More surprising yet another one of Marky Mark’s successful comedy outings after scoring gold with Will Ferrell in The Other Guys. Proving his previous cop comedy wasn’t a lucky fluke, Wahlberg was a hilarious companion for his foul-mouthed toy. Kunis worked herself into the cast quite nicely as well, but again the centerpiece of this hilarious escapade is Ted himself. You could have substituted any random couple to play support for MacFarlane and achieved the same result if we’re being honest.
So what won me over so quickly? Ted starts out with Patrick Stewart’s hilarious narration over a playful snow-covered holiday scene, as MacFarlane cleverly sets the tone as a heart warming childhood tale. Paired with Stewart’s voice, the combination seems perfect. Then, out of left field we’re hit with one of Seth’s usual curveball anecdotes and from there we’re off to the races. Just for a split second you question MacFarlane’s motives and delivery, but the crass jokester wastes little time giving everyone what they expect.
It’s true, Ted is nothing but mindless fun. If you require a bit of intelligence to your comedy or need to be challenged by cinema, well you made your way into the wrong theater.

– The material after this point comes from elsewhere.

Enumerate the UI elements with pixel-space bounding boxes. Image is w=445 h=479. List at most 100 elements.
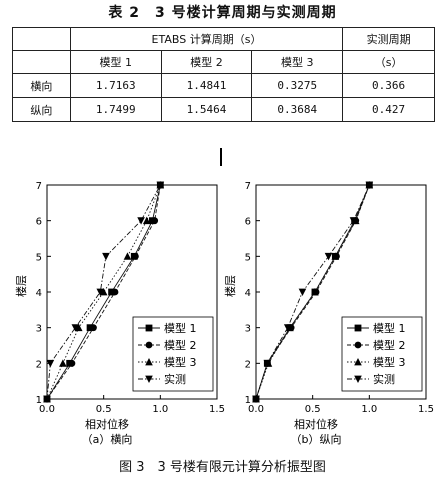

But then again, what the hell were you doing there in the first place? Everyone knows what “Family Guy” is and everyone know’s MacFarlane’s reputation, so anyone expecting anything BUT gutter comedy seriously deserves a slap to the back of the head.

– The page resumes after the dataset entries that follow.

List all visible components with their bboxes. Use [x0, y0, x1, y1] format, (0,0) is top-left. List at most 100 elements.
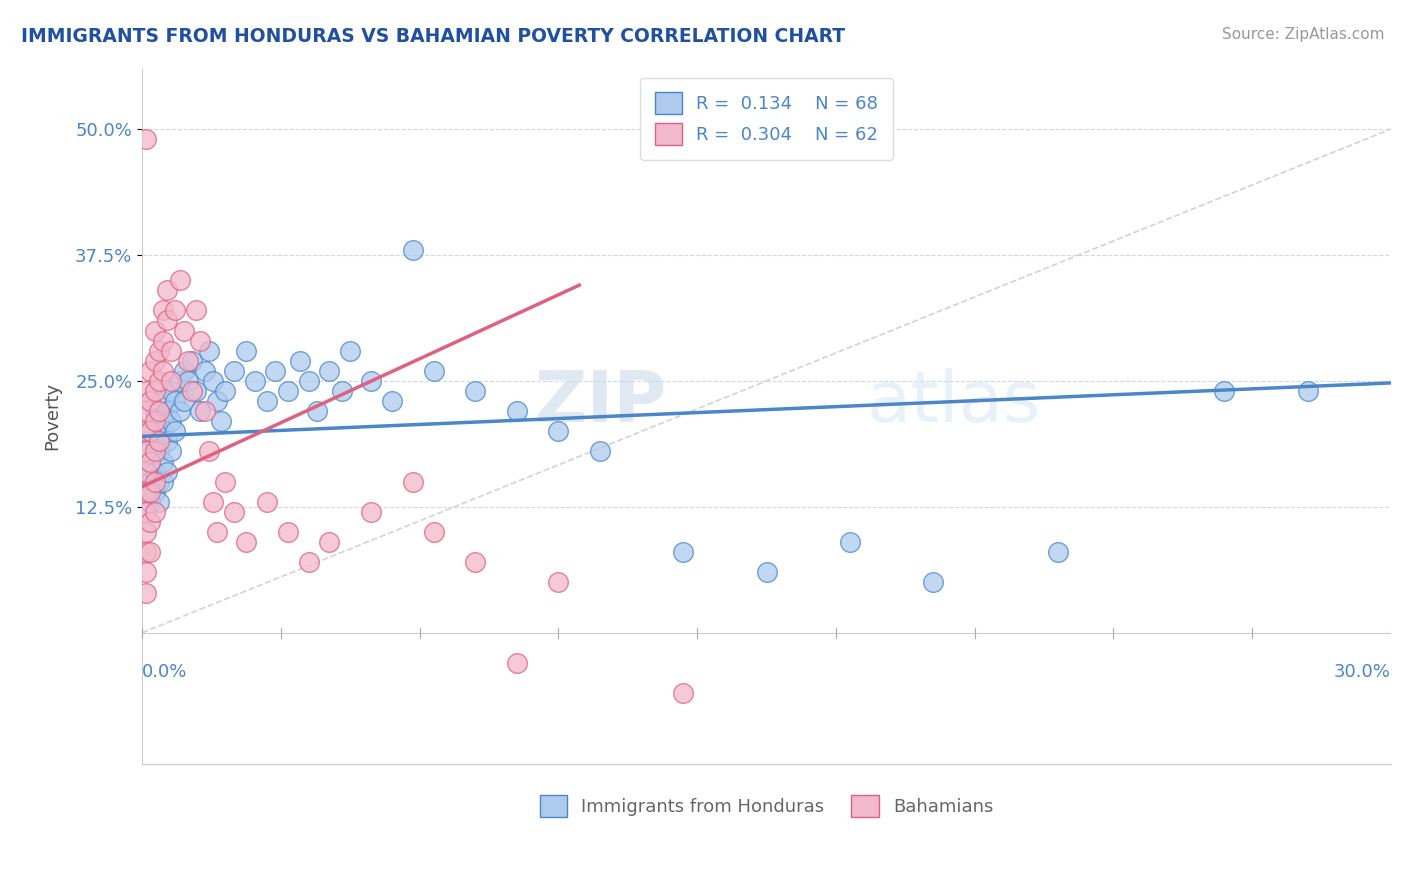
Point: [148, 343, 170, 358]
Point: [143, 484, 166, 499]
Point: [177, 374, 200, 388]
Point: [139, 484, 162, 499]
Point: [201, 495, 224, 509]
Point: [165, 303, 187, 318]
Point: [135, 484, 157, 499]
Point: [186, 303, 208, 318]
Point: [160, 343, 183, 358]
Point: [235, 535, 257, 549]
Point: [160, 384, 183, 398]
Point: [243, 374, 266, 388]
Point: [143, 353, 166, 368]
Point: [186, 384, 208, 398]
Point: [318, 535, 340, 549]
Point: [143, 324, 166, 338]
Point: [173, 394, 195, 409]
Text: 30.0%: 30.0%: [1334, 664, 1391, 681]
Point: [214, 475, 236, 489]
Point: [139, 545, 162, 559]
Point: [152, 364, 174, 378]
Text: IMMIGRANTS FROM HONDURAS VS BAHAMIAN POVERTY CORRELATION CHART: IMMIGRANTS FROM HONDURAS VS BAHAMIAN POV…: [21, 27, 845, 45]
Point: [305, 404, 328, 418]
Point: [547, 425, 569, 439]
Point: [160, 414, 183, 428]
Point: [143, 414, 166, 428]
Point: [169, 374, 191, 388]
Point: [181, 384, 204, 398]
Point: [135, 444, 157, 458]
Point: [135, 545, 157, 559]
Point: [1296, 384, 1319, 398]
Point: [1213, 384, 1236, 398]
Point: [277, 384, 299, 398]
Point: [135, 132, 157, 146]
Text: atlas: atlas: [866, 368, 1040, 437]
Point: [160, 444, 183, 458]
Point: [235, 343, 257, 358]
Point: [139, 364, 162, 378]
Point: [205, 524, 228, 539]
Point: [464, 384, 486, 398]
Point: [360, 505, 382, 519]
Point: [672, 686, 695, 700]
Point: [318, 364, 340, 378]
Point: [156, 313, 179, 327]
Point: [422, 524, 444, 539]
Point: [135, 484, 157, 499]
Point: [547, 575, 569, 590]
Point: [148, 434, 170, 449]
Point: [135, 425, 157, 439]
Point: [135, 585, 157, 599]
Point: [922, 575, 945, 590]
Point: [838, 535, 860, 549]
Point: [152, 475, 174, 489]
Point: [1046, 545, 1069, 559]
Point: [148, 414, 170, 428]
Point: [139, 515, 162, 529]
Point: [402, 243, 425, 257]
Point: [148, 475, 170, 489]
Point: [360, 374, 382, 388]
Point: [139, 394, 162, 409]
Point: [506, 656, 529, 670]
Point: [422, 364, 444, 378]
Point: [506, 404, 529, 418]
Point: [139, 425, 162, 439]
Point: [201, 374, 224, 388]
Point: [156, 434, 179, 449]
Point: [143, 404, 166, 418]
Point: [193, 364, 215, 378]
Point: [160, 374, 183, 388]
Point: [222, 364, 245, 378]
Point: [330, 384, 353, 398]
Point: [672, 545, 695, 559]
Point: [156, 404, 179, 418]
Point: [298, 555, 321, 569]
Point: [143, 465, 166, 479]
Legend: Immigrants from Honduras, Bahamians: Immigrants from Honduras, Bahamians: [533, 788, 1001, 824]
Point: [152, 334, 174, 348]
Text: 0.0%: 0.0%: [142, 664, 187, 681]
Point: [256, 394, 278, 409]
Point: [148, 495, 170, 509]
Point: [143, 444, 166, 458]
Point: [181, 353, 204, 368]
Text: Source: ZipAtlas.com: Source: ZipAtlas.com: [1222, 27, 1385, 42]
Point: [135, 404, 157, 418]
Point: [173, 324, 195, 338]
Point: [152, 394, 174, 409]
Point: [177, 353, 200, 368]
Point: [143, 475, 166, 489]
Point: [197, 444, 219, 458]
Point: [197, 343, 219, 358]
Point: [139, 454, 162, 468]
Point: [152, 454, 174, 468]
Point: [148, 374, 170, 388]
Point: [222, 505, 245, 519]
Point: [152, 425, 174, 439]
Point: [205, 394, 228, 409]
Point: [143, 384, 166, 398]
Point: [135, 465, 157, 479]
Point: [139, 495, 162, 509]
Point: [148, 444, 170, 458]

Filled to the brim with every type of offense material imaginable, Ted is the definition of a popcorn comedy. But what more can you ask for? People wanted McFarlane to transition onto the silver screen, so he gifted us with a teddy bear suited perfectly for the “Family Guy” universe. God, Mark Wahlberg and a talking teddy bear do coke with Flash Gordon! What the hell else do you need in a comedy? Giovanni Ribisi doing his best pedophile impression and dancing seductively to crappy pop music?! Oh yeah, Ted has that too.
If you’re going to see Ted for an Oscar worthy script and Daniel Day Lewis type acting, then go sit in the corner and wear the cone of shame. Ted is hilarious for all the right reasons, even if MacFarlane still tries to use some of the wrong ones.
Final Rating: 7 Teddy Ruxpins out of 10
Alright, Wahlberg and the bear actually had some hilarious chemistry. Won’t lie.